El Frontal de sant Pere de Boí tal y como se conserva actualmente.

Es difícil imaginar, hoy en día, cómo era una obra de arte clásica o medieval justo acabada de hacer. Solo hay que pensar en la polémica que suscitó la limpieza de las pinturas de a Capilla Sixtina, que permitió ver los colores propios de la pintura de Miguel Ángel o la sorpresa que supondría ver un Partenón, una Venus de Milo o un claustro románico con todas su policromía original.

Un ejemplo de ello es el Frontal de sant Pere de Boí, del taller de Ribagorza de mediados del siglo XIII, que forma parte de la Colección de Arte Románico del museo. La imagen central representa a san Pedro ataviado como obispo, con báculo y mitra, rodeado de cuatro escenas de la vida del santo. Esta obra actualmente ofrece una imagen muy diferente a la que tenía en origen.

Preservar, mantener y estudiar las obras de arte son las tareas más importantes del conservador-restaurador. La acción del paso del tiempo, el envejecimiento y la transformación de los materiales constitutivos de la obra, las condiciones medioambientales y la mano del hombre son factores que pueden ocasionar, en algunos casos, alteraciones que producen una lectura de la obra que no es fiel al origen, creando a lo largo del tiempo interpretaciones erróneas.

Para nosotros, los estudios científicos (reflectografía de infrarrojo, luz ultravioleta, rayos X y los análisis de pigmentos) son herramientas fundamentales para profundizar y corregir estas interpretaciones desafortunadas del pasado.

En ese caso, la imagen radiográfica ha sido la herramienta fundamental para conocer, hasta el mínimo detalle, los aspectos constructivos de la obra y que no se perciben de ninguna otra forma.

¿Cuál fue el proceso de creación del soporte?

Imagen general con rayos X.

Imagen general con rayos X.

■Análisis del soporte

Observando la imagen radiográfica vemos que la tabla está formada por cuatro tablones horizontales de madera, unidos por unas tijas internas. Se detectan pequeños listones de madera, llamados chuletas, que se encajan en la línea de unión de los tablones y servían como junta de dilatación del soporte. Posteriormente se clavaban con clavos de forja cuatro travesaños que tenían la función de marco.

Esquema de la composición del frontal.

Esquema de la composición del frontal.

Otro elemento visible con rayos X y que también pertenece al momento de la construcción de la tabla son los fragmentos de tela adheridos a las juntas de unión entre los tablones y los travesaños, antes de aplicar sobre ellos la capa de preparación. Este procedimiento, que los restauradores denominan entelado, tenía como objetivo homogeneizar la superficie y reforzar la unión de los diferentes elementos de madera para preservarlos de posteriores movimientos.

La imagen de los clavos de forja del marco perimetral nos confirma que es original.

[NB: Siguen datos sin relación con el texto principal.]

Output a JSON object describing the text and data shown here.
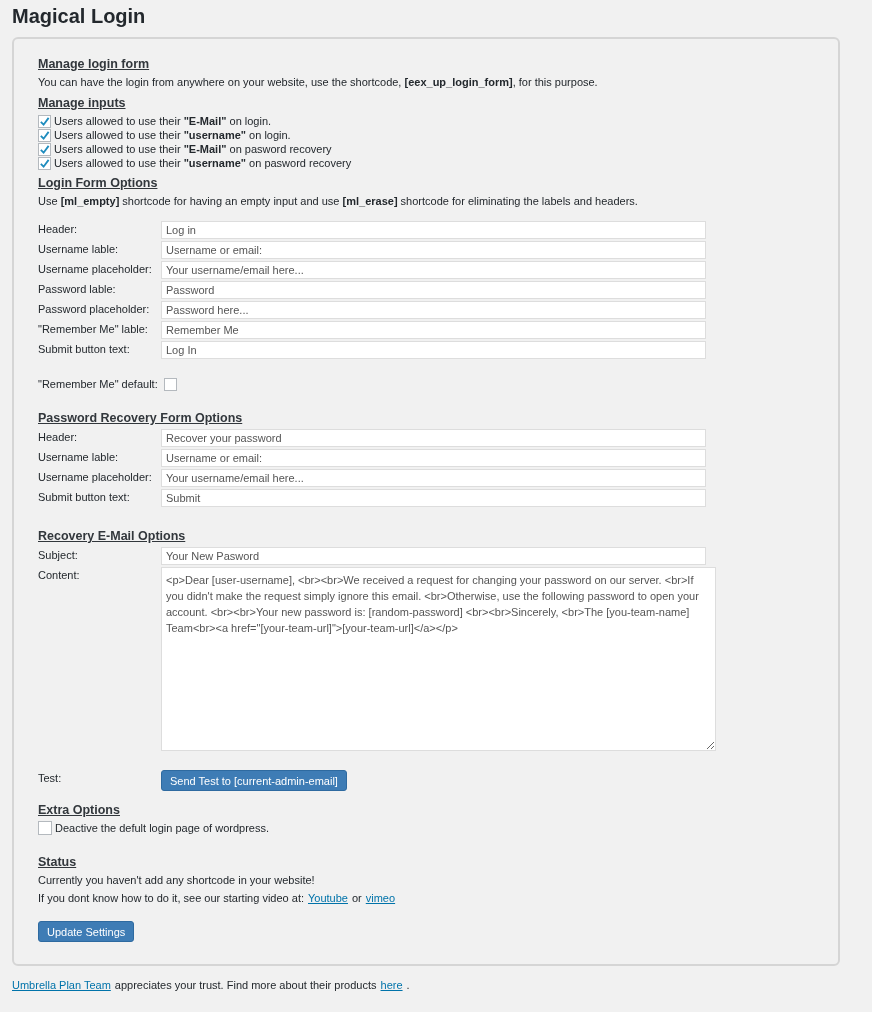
{
  "title": "Magical Login",
  "manage_form": {
    "heading": "Manage login form",
    "text": "You can have the login from anywhere on your website, use the shortcode, **[eex_up_login_form]**, for this purpose."
  },
  "manage_inputs": {
    "heading": "Manage inputs",
    "options": [
      {
        "label": "Users allowed to use their **\"E-Mail\"** on login.",
        "checked": true
      },
      {
        "label": "Users allowed to use their **\"username\"** on login.",
        "checked": true
      },
      {
        "label": "Users allowed to use their **\"E-Mail\"** on pasword recovery",
        "checked": true
      },
      {
        "label": "Users allowed to use their **\"username\"** on pasword recovery",
        "checked": true
      }
    ]
  },
  "login_form": {
    "heading": "Login Form Options",
    "note": "Use **[ml_empty]** shortcode for having an empty input and use **[ml_erase]** shortcode for eliminating the labels and headers.",
    "fields": [
      {
        "label": "Header:",
        "value": "Log in"
      },
      {
        "label": "Username lable:",
        "value": "Username or email:"
      },
      {
        "label": "Username placeholder:",
        "value": "Your username/email here..."
      },
      {
        "label": "Password lable:",
        "value": "Password"
      },
      {
        "label": "Password placeholder:",
        "value": "Password here..."
      },
      {
        "label": "\"Remember Me\" lable:",
        "value": "Remember Me"
      },
      {
        "label": "Submit button text:",
        "value": "Log In"
      }
    ],
    "remember_default": {
      "label": "\"Remember Me\" default:",
      "checked": false
    }
  },
  "recovery_form": {
    "heading": "Password Recovery Form Options",
    "fields": [
      {
        "label": "Header:",
        "value": "Recover your password"
      },
      {
        "label": "Username lable:",
        "value": "Username or email:"
      },
      {
        "label": "Username placeholder:",
        "value": "Your username/email here..."
      },
      {
        "label": "Submit button text:",
        "value": "Submit"
      }
    ]
  },
  "email_options": {
    "heading": "Recovery E-Mail Options",
    "subject": {
      "label": "Subject:",
      "value": "Your New Pasword"
    },
    "content": {
      "label": "Content:",
      "value": "<p>Dear [user-username], <br><br>We received a request for changing your password on our server. <br>If you didn't make the request simply ignore this email. <br>Otherwise, use the following password to open your account. <br><br>Your new password is: [random-password] <br><br>Sincerely, <br>The [you-team-name] Team<br><a href=\"[your-team-url]\">[your-team-url]</a></p>"
    },
    "test": {
      "label": "Test:",
      "button": "Send Test to [current-admin-email]"
    }
  },
  "extra_options": {
    "heading": "Extra Options",
    "options": [
      {
        "label": "Deactive the defult login page of wordpress.",
        "checked": false
      }
    ]
  },
  "status": {
    "heading": "Status",
    "line_1": "Currently you haven't add any shortcode in your website!",
    "line_2": "If you dont know how to do it, see our starting video at:",
    "link_1": "Youtube",
    "joiner": "or",
    "link_2": "vimeo"
  },
  "update_button": "Update Settings",
  "footer": {
    "link": "Umbrella Plan Team",
    "text": "appreciates your trust. Find more about their products",
    "link_2": "here",
    "end": "."
  }
}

Los clavos, marcados en rojo, se encuentran sobre la tela de entelado.

■Análisis de la capa pictórica

Posteriormente al entelado, se aplicaban diversas capas de preparación elaboradas con cola animal y yeso sobre las que, a continuación, se realizaban las incisiones. En este punto, se podría considerar que la construcción del soporte de la obra había finalizado y empezaba la fase más creativa del artista.

Las incisiones corresponden a un dibujo preparatorio que servía para encajar la distribución de las diferentes escenas. Se realizaban con una herramienta puntiaguda que incidía directamente sobre la capa de preparación.

Finalizado el dibujo por incisión se iniciaba la fase decorativa de la aplicación del estuco en relieve, muy diluido con pincel o con manga pastelera.

Los análisis químicos nos confirman la presencia de restos de estaño sobre los estucos en relieve. ¿Qué sentido tenía? ¿Qué hacía ahí el estaño?

En el siglo XIII, cuando se policromó el frontal, tanto el artista como en comitente tenían el interés que pareciese un mueble de orfebrería donde el oro, símbolo de riqueza, era importante que estuviera presente.

¿Cómo conseguían crear el brillo del oro? Sobre los estucos en relieve se aplicaron hojas de estaño que posteriormente se tiñeron con un barniz amarillento. Este proceso se denomina corladura.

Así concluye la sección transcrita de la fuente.